3. The attempt at a solution
the integral of x^(-2) = -x^(-1) + c
in this range you get (-1/1 - 1/1) which does indeed equal 2.
My original solution was to say that since the graph is not continuous in this range it makes no sense to try to find the integral (which should be infinite surely?). Is there more to it than this?
Thanks

2. Dec 5, 2009

### HallsofIvy

Staff Emeritus
Short answer: the integral of $1/x^2$ between -1 and 1 does NOT "come to -2". In fact, $1/x^2$ is not differentiable between -1 and 1 because of the infinite discontinuity at 0. Specifically, you cannot just find the anti-derivative and evaluate at -1 and 1.

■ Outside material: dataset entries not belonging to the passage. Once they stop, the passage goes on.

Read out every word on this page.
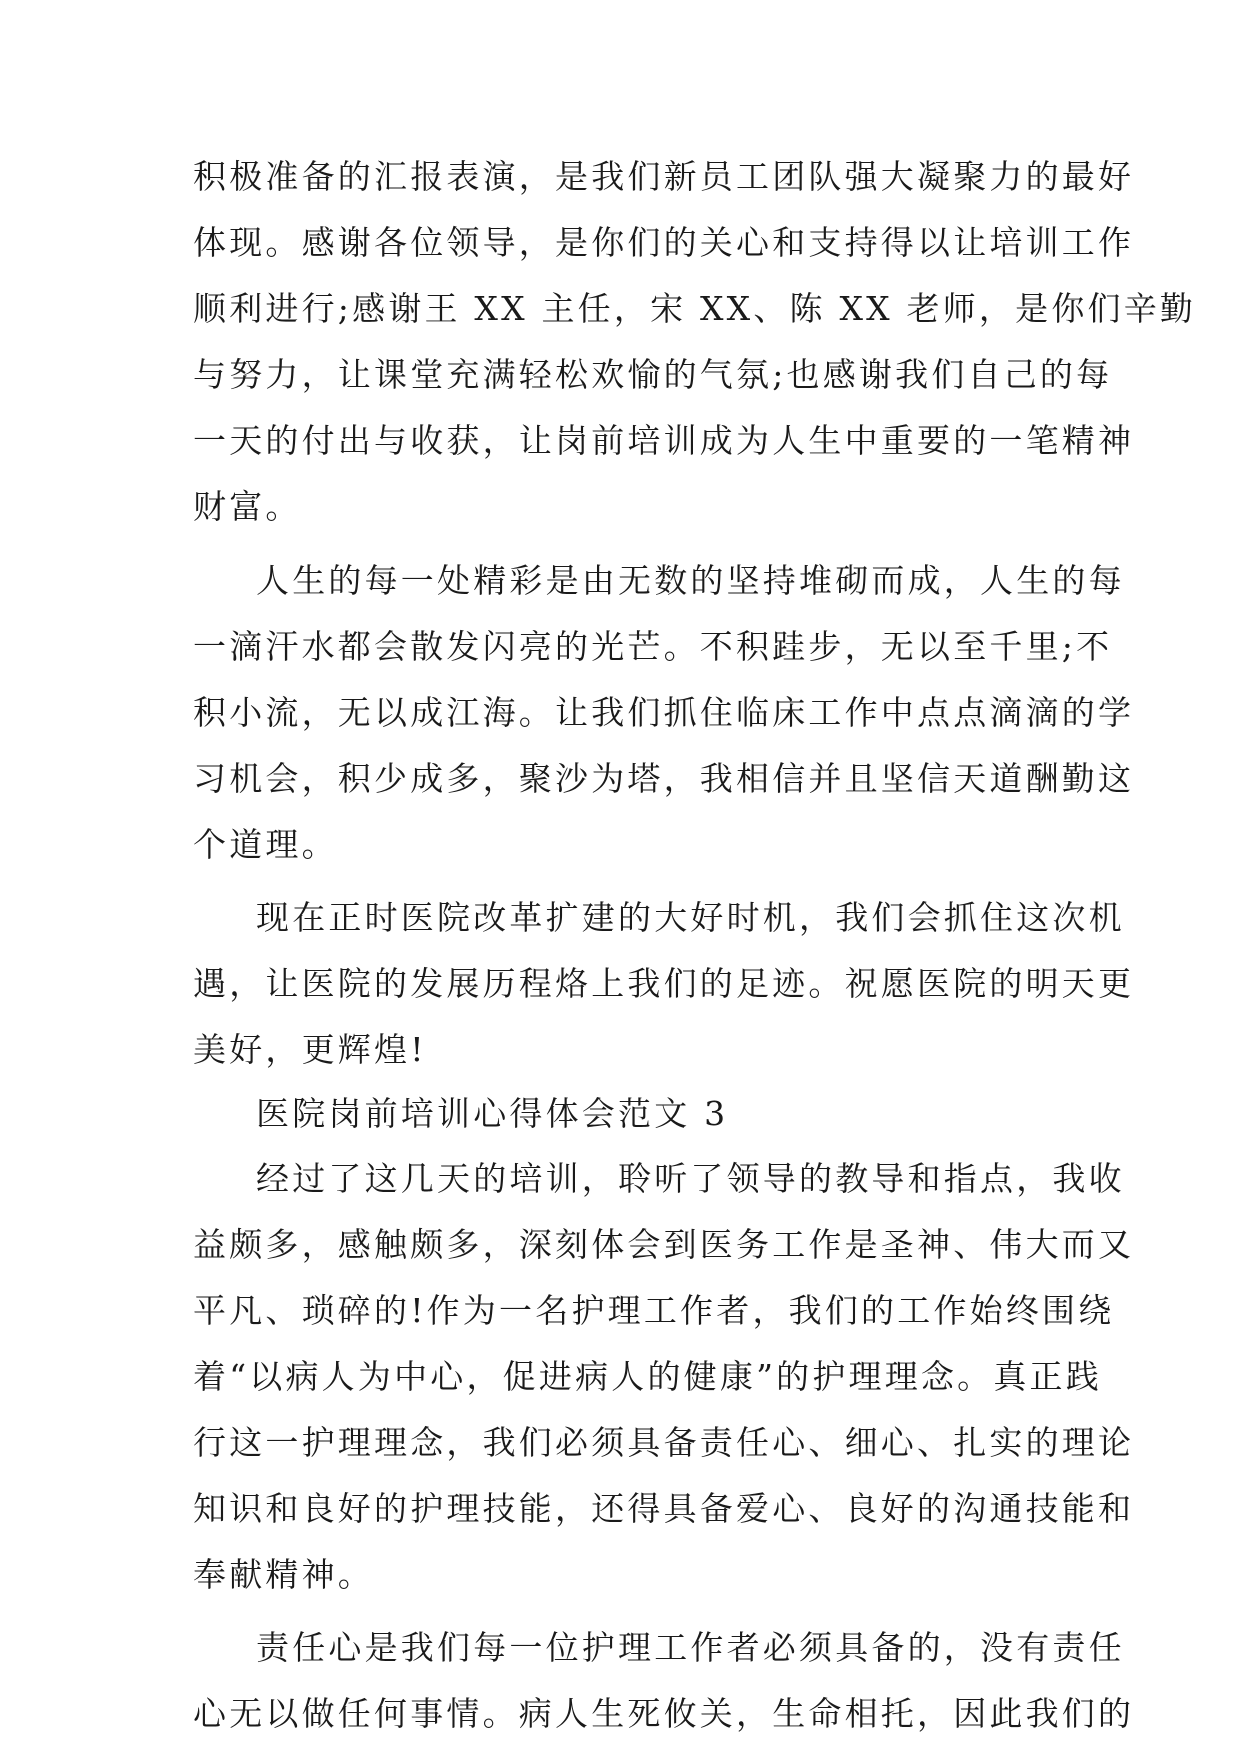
积极准备的汇报表演，是我们新员工团队强大凝聚力的最好
体现。感谢各位领导，是你们的关心和支持得以让培训工作
顺利进行;感谢王 XX 主任，宋 XX、陈 XX 老师，是你们辛勤
与努力，让课堂充满轻松欢愉的气氛;也感谢我们自己的每
一天的付出与收获，让岗前培训成为人生中重要的一笔精神
财富。
人生的每一处精彩是由无数的坚持堆砌而成，人生的每
一滴汗水都会散发闪亮的光芒。不积跬步，无以至千里;不
积小流，无以成江海。让我们抓住临床工作中点点滴滴的学
习机会，积少成多，聚沙为塔，我相信并且坚信天道酬勤这
个道理。
现在正时医院改革扩建的大好时机，我们会抓住这次机
遇，让医院的发展历程烙上我们的足迹。祝愿医院的明天更
美好，更辉煌!
医院岗前培训心得体会范文 3
经过了这几天的培训，聆听了领导的教导和指点，我收
益颇多，感触颇多，深刻体会到医务工作是圣神、伟大而又
平凡、琐碎的!作为一名护理工作者，我们的工作始终围绕
着“以病人为中心，促进病人的健康”的护理理念。真正践
行这一护理理念，我们必须具备责任心、细心、扎实的理论
知识和良好的护理技能，还得具备爱心、良好的沟通技能和
奉献精神。
责任心是我们每一位护理工作者必须具备的，没有责任
心无以做任何事情。病人生死攸关，生命相托，因此我们的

You could try to evaluate it using the definition of "improper integrals":
$$\int_{-1}^1 \frac{1}{x^2} dx= \int_{-1}^{-\alpha}\frac{1}{x^2}dx+ \int_\beta^1 \frac{1}{x^2}dx$$
and then take the limits as $\alpha$ and $\beta$ go to 0independently.
The two integrals are
$$-\frac{1}{x}\left|_{-1}^{-\alpha}+ \frac{1}{x}\right|_{\beta}^1= \frac{1}{\alpha}- 1- 1+ \frac{1}{\beta}$$
but that limit does not exist as $\alpha$ and $\beta$ go to 0 independently
.
If you were to assume that $\alpha= \beta$ you would be calcuating the "Cauchy Principle Value"- those two fractions would cancel and you would get "-2". If the integral itself exists, then the Cauchy Principle Value but if the integral does not exist, as here, you get the kind of ridiculous result you cite.

3. Dec 5, 2009

### Zoe-b

Ok thats fine, pretty much what I thought (though hadn't thought through the limits thing)
Thank you

4. Dec 5, 2009

### LCKurtz

. Actually, they wouldn't cancel; they both go to $\infty$. If the integrand was odd they would have cancelled.